Konflik di Papua terus terjadi dengan masih berjatuhannya korban dari kalangan sipil dan militer. Peneliti Lembaga Ilmu Pengetahuan Indonesia (LIPI) bidang Papua, Adriana Elisabeth, mengungkapkan adanya empat isu utama mengapa konflik di Papua tidak kunjung usai.
"Ada empat isu utama, yaitu marjinalisasi dan diskriminasi, kegagalan pembangunan, kekerasan negara dan pelanggaran HAM, sejarah dan status politik. Itu semua potret umum, mau bicara apapun di Papua, empat itu pasti ada," kata Elisabeth yang ditemui di Jakarta, Senin 28 Mei 2012.

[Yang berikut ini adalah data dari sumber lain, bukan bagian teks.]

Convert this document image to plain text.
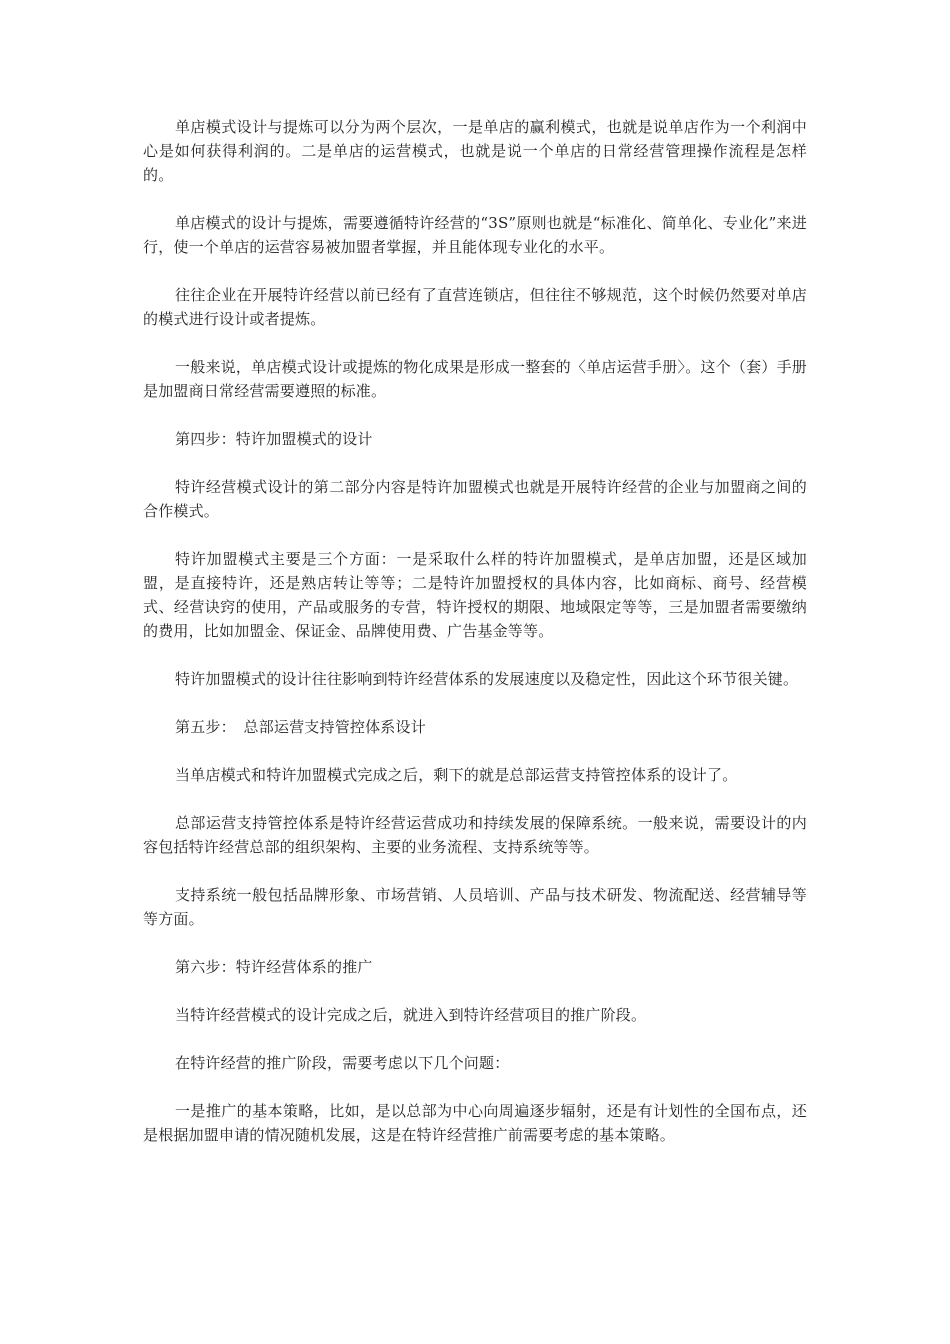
单店模式设计与提炼可以分为两个层次，一是单店的赢利模式，也就是说单店作为一个利润中心是如何获得利润的。二是单店的运营模式，也就是说一个单店的日常经营管理操作流程是怎样的。

单店模式的设计与提炼，需要遵循特许经营的“3S”原则也就是“标准化、简单化、专业化”来进行，使一个单店的运营容易被加盟者掌握，并且能体现专业化的水平。

往往企业在开展特许经营以前已经有了直营连锁店，但往往不够规范，这个时候仍然要对单店的模式进行设计或者提炼。

一般来说，单店模式设计或提炼的物化成果是形成一整套的〈单店运营手册〉。这个（套）手册是加盟商日常经营需要遵照的标准。

第四步：特许加盟模式的设计

特许经营模式设计的第二部分内容是特许加盟模式也就是开展特许经营的企业与加盟商之间的合作模式。

特许加盟模式主要是三个方面：一是采取什么样的特许加盟模式，是单店加盟，还是区域加盟，是直接特许，还是熟店转让等等；二是特许加盟授权的具体内容，比如商标、商号、经营模式、经营诀窍的使用，产品或服务的专营，特许授权的期限、地域限定等等，三是加盟者需要缴纳的费用，比如加盟金、保证金、品牌使用费、广告基金等等。

特许加盟模式的设计往往影响到特许经营体系的发展速度以及稳定性，因此这个环节很关键。

第五步：　总部运营支持管控体系设计

当单店模式和特许加盟模式完成之后，剩下的就是总部运营支持管控体系的设计了。

总部运营支持管控体系是特许经营运营成功和持续发展的保障系统。一般来说，需要设计的内容包括特许经营总部的组织架构、主要的业务流程、支持系统等等。

支持系统一般包括品牌形象、市场营销、人员培训、产品与技术研发、物流配送、经营辅导等等方面。

第六步：特许经营体系的推广

当特许经营模式的设计完成之后，就进入到特许经营项目的推广阶段。

在特许经营的推广阶段，需要考虑以下几个问题：

一是推广的基本策略，比如，是以总部为中心向周遍逐步辐射，还是有计划性的全国布点，还是根据加盟申请的情况随机发展，这是在特许经营推广前需要考虑的基本策略。
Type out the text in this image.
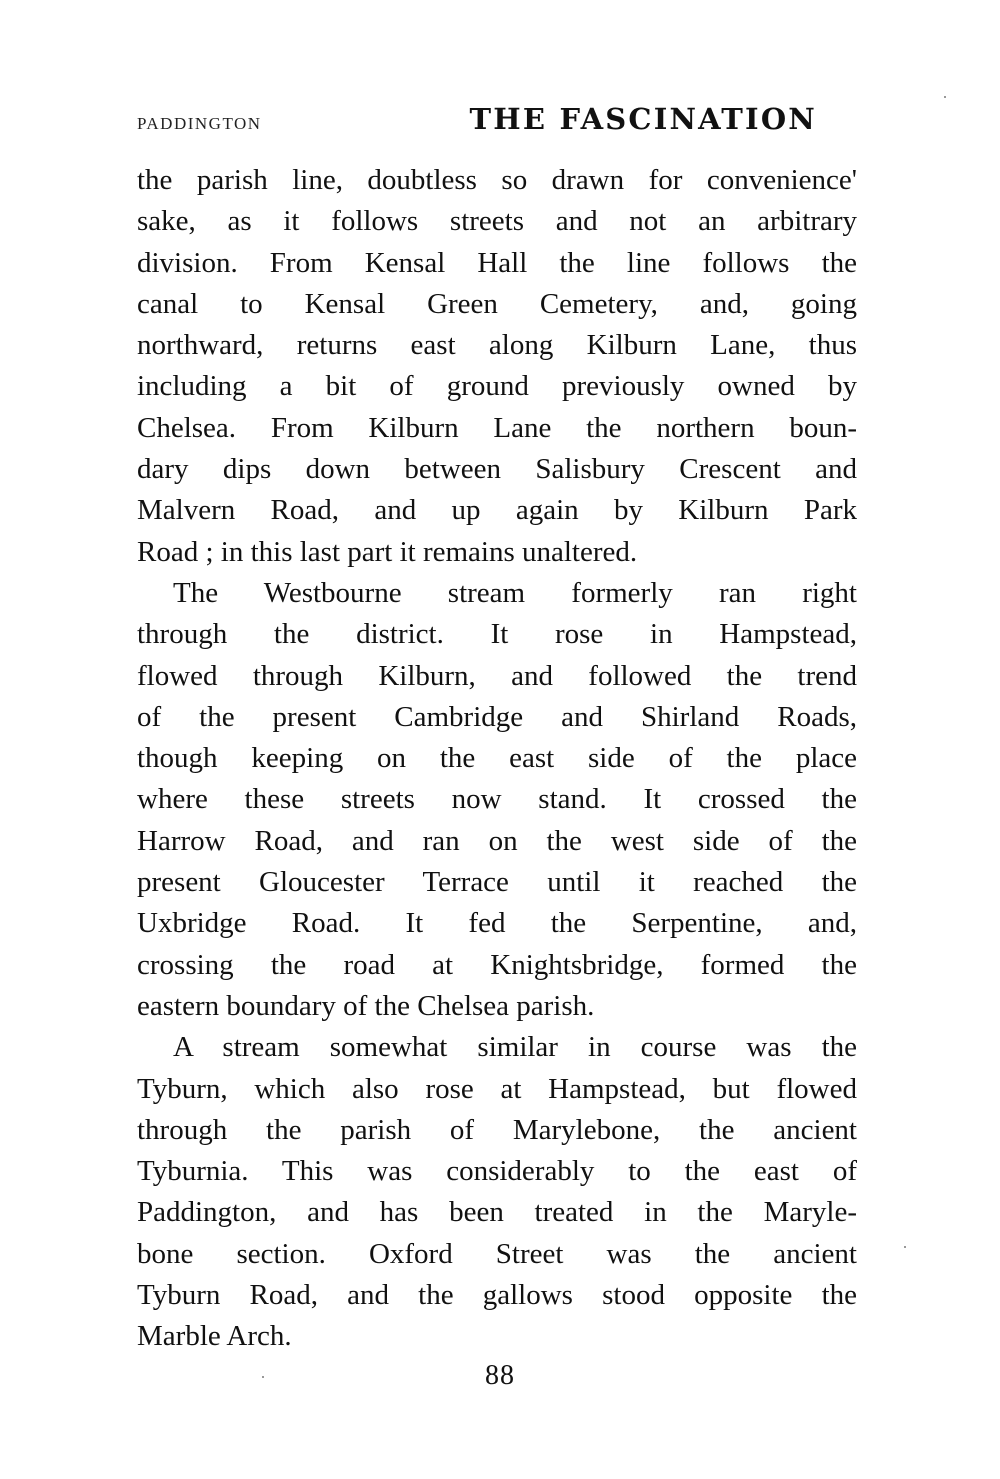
PADDINGTON	THE FASCINATION
the parish line, doubtless so drawn for convenience'
sake, as it follows streets and not an arbitrary
division. From Kensal Hall the line follows the
canal to Kensal Green Cemetery, and, going
northward, returns east along Kilburn Lane, thus
including a bit of ground previously owned by
Chelsea. From Kilburn Lane the northern boun-
dary dips down between Salisbury Crescent and
Malvern Road, and up again by Kilburn Park
Road ; in this last part it remains unaltered.
The Westbourne stream formerly ran right
through the district. It rose in Hampstead,
flowed through Kilburn, and followed the trend
of the present Cambridge and Shirland Roads,
though keeping on the east side of the place
where these streets now stand. It crossed the
Harrow Road, and ran on the west side of the
present Gloucester Terrace until it reached the
Uxbridge Road. It fed the Serpentine, and,
crossing the road at Knightsbridge, formed the
eastern boundary of the Chelsea parish.
A stream somewhat similar in course was the
Tyburn, which also rose at Hampstead, but flowed
through the parish of Marylebone, the ancient
Tyburnia. This was considerably to the east of
Paddington, and has been treated in the Maryle-
bone section. Oxford Street was the ancient
Tyburn Road, and the gallows stood opposite the
Marble Arch.
88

Sebelumnya LIPI pernah menerbitkan sebuah buku berjudul "Papua Roadmap: Negotiating the Past, Improving the Present and Securing the Future" pada 2008. Buku tersebut memuat resolusi Papua oleh LIPI berdasarkan penelitian selama tiga tahun.
Adriana mengatakan bahwa tahun ini, LIPI memfokuskan diri dalam mencari solusi pembangunan di provinsi paling timur Indonesia tersebut. Menurutnya, program kesejahteraan masyarakat di Papua belum merata. Program pemerintah yang sudah ada dan memakan banyak dana belum berhasil menyejahterakan rakyat Papua secara keseluruhan.
Menurutnya, ketidakberhasilan program pemerintah di wilayah tersebut karena Papua dan Jakarta tidak merasa satu jalan, ada rasa keterasingan. Warga merasa Jakarta hanya memindahkan pembangunan ke Papua, tapi bukan untuk rakyat Papua.
"Akhirnya kesenjangan pembangunan masih terus terjadi. Memang tidak semua orang Papua tidak tertolong, tapi artinya pembangunan yang merata lebih baik ketimbang melihat pertumbuhan ekonomi yang tinggi," kata Adriana.
Konflik yang terjadi di Papua saat ini, kata Adriana, bukanlah konflik horizontal, melainkan mutlak konflik vertikal antara pemerintah dan masyarakat. Kekerasan yang muncul adalah bagian dari tidak terselesaikannya konflik kedua kubu.
"Penghentian kekerasan itu wajib. Jika tidak dihentikan, apapun yang terjadi, sekecil apapun isu di Papua akan berubah menjadi isu politik," jelasnya.
Solusi Para-para
Adriana mengatakan program pemerintah di Papua harus dibangun untuk menumbuhkan rasa kepemilikan dari warga. Warga harus dilibatkan. Jika tidak, maka mereka tidak akan menganggap program itu untuk kesejahteraan mereka.
Untuk menyelesaikan kekerasan adalah melalui dialog. LIPI, ujarnya, mengusulkan sebuah dialog antara Jakarta dan Papua. Dialog ini bukanlah dialog isapan jempol tanpa solusi, melainkan membicarakan agenda spesifik, seperti ekonomi, politik atau kekerasan.
"Usul dialog itu terinspirasi dari Papua sendiri. Mereka punya budaya menyelesaikan masalah dengan dialog. Orang pesisir menyebutnya 'para-para' ajang untuk menceritakan apapun yang menjadi kegelisahan. Pola itu yang kita usulkan," kata Adriana.
Dialog Jakarta-Papua pernah digelar oleh Mantan Presiden BJ Habibie pada tahun 1999 bersama tim 100 Papua Barat. Namun, menurut Adriana, dialog tersebut tidak efektif karena lebih seperti pertemuan nasional ketimbang bertukar pikiran.